I keep old posts on the site because I often enjoy reading old content on other people's sites. It can be interesting to see how views have changed over time: for example, how my strident teenage views have, to put it mildly, mellowed.

I'm not a believer in brushing the past under the carpet. I've written some offensive rubbish on here in the past: deleting it and pretending it never happened doesn't change that. I hope that stumbling across something that's 15 years old won't offend anyone anew, because I hope that people can understand that what I thought and felt and wrote about then is probably very different to what I think and feel and write about now. It's a relic of an (albeit recent) bygone era.

So, given the age of this post, please bear in mind:

  • My views may well have changed in the last 15 years. I have written some very silly things over the years, many of which I find cringeworthy today.
  • This post might use words or language in ways which I would now consider inappropriate, offensive, embarrassing, or all three.
  • Factual information might be outdated.
  • Links might be broken, and embedded material might not appear properly.
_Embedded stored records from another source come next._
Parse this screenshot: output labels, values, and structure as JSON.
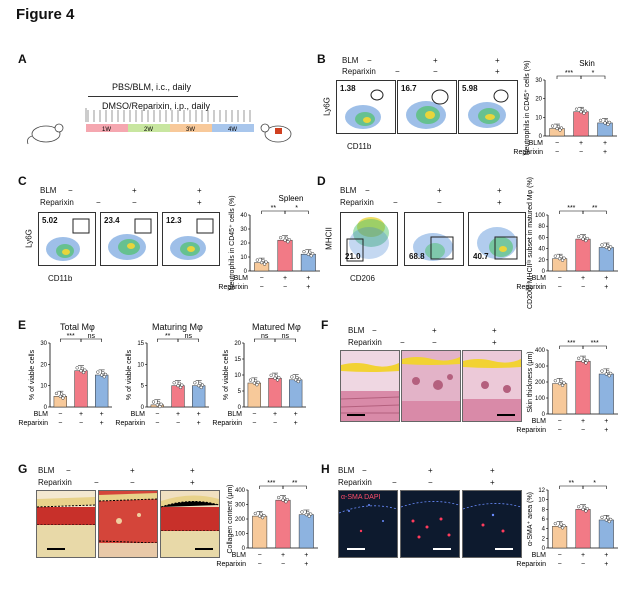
{
  "figure_title": "Figure 4",
  "colors": {
    "control": "#f7c99a",
    "blm": "#f27a86",
    "reparixin": "#8db3e0",
    "he_pink": "#e8b4c8",
    "sirius_red": "#c8302a",
    "if_dark": "#0d1a2e"
  },
  "panel_a": {
    "label": "A",
    "top_text": "PBS/BLM, i.c., daily",
    "bottom_text": "DMSO/Reparixin, i.p., daily",
    "weeks": [
      "1W",
      "2W",
      "3W",
      "4W"
    ],
    "mouse_icon": "mouse-icon",
    "skin_icon": "skin-icon"
  },
  "panel_b": {
    "label": "B",
    "row_blm": "BLM",
    "row_rep": "Reparixin",
    "col_signs_blm": [
      "−",
      "+",
      "+"
    ],
    "col_signs_rep": [
      "−",
      "−",
      "+"
    ],
    "percents": [
      "1.38",
      "16.7",
      "5.98"
    ],
    "ylabel": "Ly6G",
    "xlabel": "CD11b",
    "bar_title": "Skin",
    "bar_ylabel": "Neutrophils in CD45⁺ cells (%)",
    "sig": [
      "***",
      "*"
    ]
  },
  "panel_c": {
    "label": "C",
    "row_blm": "BLM",
    "row_rep": "Reparixin",
    "col_signs_blm": [
      "−",
      "+",
      "+"
    ],
    "col_signs_rep": [
      "−",
      "−",
      "+"
    ],
    "percents": [
      "5.02",
      "23.4",
      "12.3"
    ],
    "ylabel": "Ly6G",
    "xlabel": "CD11b",
    "bar_title": "Spleen",
    "bar_ylabel": "Neutrophils in CD45⁺ cells (%)",
    "sig": [
      "**",
      "*"
    ]
  },
  "panel_d": {
    "label": "D",
    "row_blm": "BLM",
    "row_rep": "Reparixin",
    "col_signs_blm": [
      "−",
      "+",
      "+"
    ],
    "col_signs_rep": [
      "−",
      "−",
      "+"
    ],
    "percents": [
      "21.0",
      "68.8",
      "40.7"
    ],
    "ylabel": "MHCII",
    "xlabel": "CD206",
    "bar_ylabel": "CD206ʰⁱMHCIIˡᵒ subset in matured Mφ (%)",
    "sig": [
      "***",
      "**"
    ]
  },
  "panel_e": {
    "label": "E",
    "titles": [
      "Total Mφ",
      "Maturing Mφ",
      "Matured Mφ"
    ],
    "ylabel": "% of viable cells",
    "sig": [
      [
        "***",
        "ns"
      ],
      [
        "**",
        "ns"
      ],
      [
        "ns",
        "ns"
      ]
    ]
  },
  "panel_f": {
    "label": "F",
    "row_blm": "BLM",
    "row_rep": "Reparixin",
    "col_signs_blm": [
      "−",
      "+",
      "+"
    ],
    "col_signs_rep": [
      "−",
      "−",
      "+"
    ],
    "bar_ylabel": "Skin thickness (μm)",
    "sig": [
      "***",
      "***"
    ]
  },
  "panel_g": {
    "label": "G",
    "row_blm": "BLM",
    "row_rep": "Reparixin",
    "col_signs_blm": [
      "−",
      "+",
      "+"
    ],
    "col_signs_rep": [
      "−",
      "−",
      "+"
    ],
    "bar_ylabel": "Collagen content (μm)",
    "sig": [
      "***",
      "**"
    ]
  },
  "panel_h": {
    "label": "H",
    "row_blm": "BLM",
    "row_rep": "Reparixin",
    "col_signs_blm": [
      "−",
      "+",
      "+"
    ],
    "col_signs_rep": [
      "−",
      "−",
      "+"
    ],
    "stain_text": "α-SMA DAPI",
    "bar_ylabel": "α-SMA⁺ area (%)",
    "sig": [
      "**",
      "*"
    ]
  },
  "bar_footer": {
    "blm": "BLM",
    "rep": "Reparixin",
    "blm_signs": [
      "−",
      "+",
      "+"
    ],
    "rep_signs": [
      "−",
      "−",
      "+"
    ]
  },
  "chart_data": [
    {
      "id": "B",
      "type": "bar",
      "categories": [
        "Ctrl",
        "BLM",
        "BLM+Reparixin"
      ],
      "values": [
        4,
        13,
        7
      ],
      "ylim": [
        0,
        30
      ],
      "yticks": [
        0,
        10,
        20,
        30
      ],
      "title": "Skin"
    },
    {
      "id": "C",
      "type": "bar",
      "categories": [
        "Ctrl",
        "BLM",
        "BLM+Reparixin"
      ],
      "values": [
        6,
        22,
        12
      ],
      "ylim": [
        0,
        40
      ],
      "yticks": [
        0,
        10,
        20,
        30,
        40
      ],
      "title": "Spleen"
    },
    {
      "id": "D",
      "type": "bar",
      "categories": [
        "Ctrl",
        "BLM",
        "BLM+Reparixin"
      ],
      "values": [
        22,
        57,
        42
      ],
      "ylim": [
        0,
        100
      ],
      "yticks": [
        0,
        20,
        40,
        60,
        80,
        100
      ]
    },
    {
      "id": "E1",
      "type": "bar",
      "categories": [
        "Ctrl",
        "BLM",
        "BLM+Reparixin"
      ],
      "values": [
        5,
        17,
        15
      ],
      "ylim": [
        0,
        30
      ],
      "yticks": [
        0,
        10,
        20,
        30
      ],
      "title": "Total Mφ"
    },
    {
      "id": "E2",
      "type": "bar",
      "categories": [
        "Ctrl",
        "BLM",
        "BLM+Reparixin"
      ],
      "values": [
        0.5,
        5,
        5
      ],
      "ylim": [
        0,
        15
      ],
      "yticks": [
        0,
        5,
        10,
        15
      ],
      "title": "Maturing Mφ"
    },
    {
      "id": "E3",
      "type": "bar",
      "categories": [
        "Ctrl",
        "BLM",
        "BLM+Reparixin"
      ],
      "values": [
        7.5,
        9,
        8.5
      ],
      "ylim": [
        0,
        20
      ],
      "yticks": [
        0,
        5,
        10,
        15,
        20
      ],
      "title": "Matured Mφ"
    },
    {
      "id": "F",
      "type": "bar",
      "categories": [
        "Ctrl",
        "BLM",
        "BLM+Reparixin"
      ],
      "values": [
        190,
        330,
        250
      ],
      "ylim": [
        0,
        400
      ],
      "yticks": [
        0,
        100,
        200,
        300,
        400
      ]
    },
    {
      "id": "G",
      "type": "bar",
      "categories": [
        "Ctrl",
        "BLM",
        "BLM+Reparixin"
      ],
      "values": [
        220,
        330,
        230
      ],
      "ylim": [
        0,
        400
      ],
      "yticks": [
        0,
        100,
        200,
        300,
        400
      ]
    },
    {
      "id": "H",
      "type": "bar",
      "categories": [
        "Ctrl",
        "BLM",
        "BLM+Reparixin"
      ],
      "values": [
        4.5,
        8,
        5.8
      ],
      "ylim": [
        0,
        12
      ],
      "yticks": [
        0,
        2,
        4,
        6,
        8,
        10,
        12
      ]
    }
  ]
}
Okay. Consider yourself duly warned. Read on...

According to this Observer article,

One leading British expert, Professor John Oxford, commenting on the new research, said the virus had broken down the ‘final door’ which prevented it being spread between people. ‘This is a very important step towards the conclusion that we all wanted to avoid,’ he said.

I have told you that this is going to be a big story. It could have absolutely devastating worldwide consequences, and millions could die. Despite this:

A flu drug, Tamiflu, works as a preventive measure, but the UK has not yet decide how much of this drug to stockpile.

I really think it’s time Mr Blair and co got their thinking caps on. Unless, of course, they want to see this kind of case study repeated across our country:

Her mother, who lived in Bangkok, went to visit when she heard her daughter was sick, and cared for her in hospital for two days before the child died. Three days later, she too began to experience fever and severe shortness of breath. Within a week she too was dead.

The time to act is now.

This 278th post was filed under: News and Comment.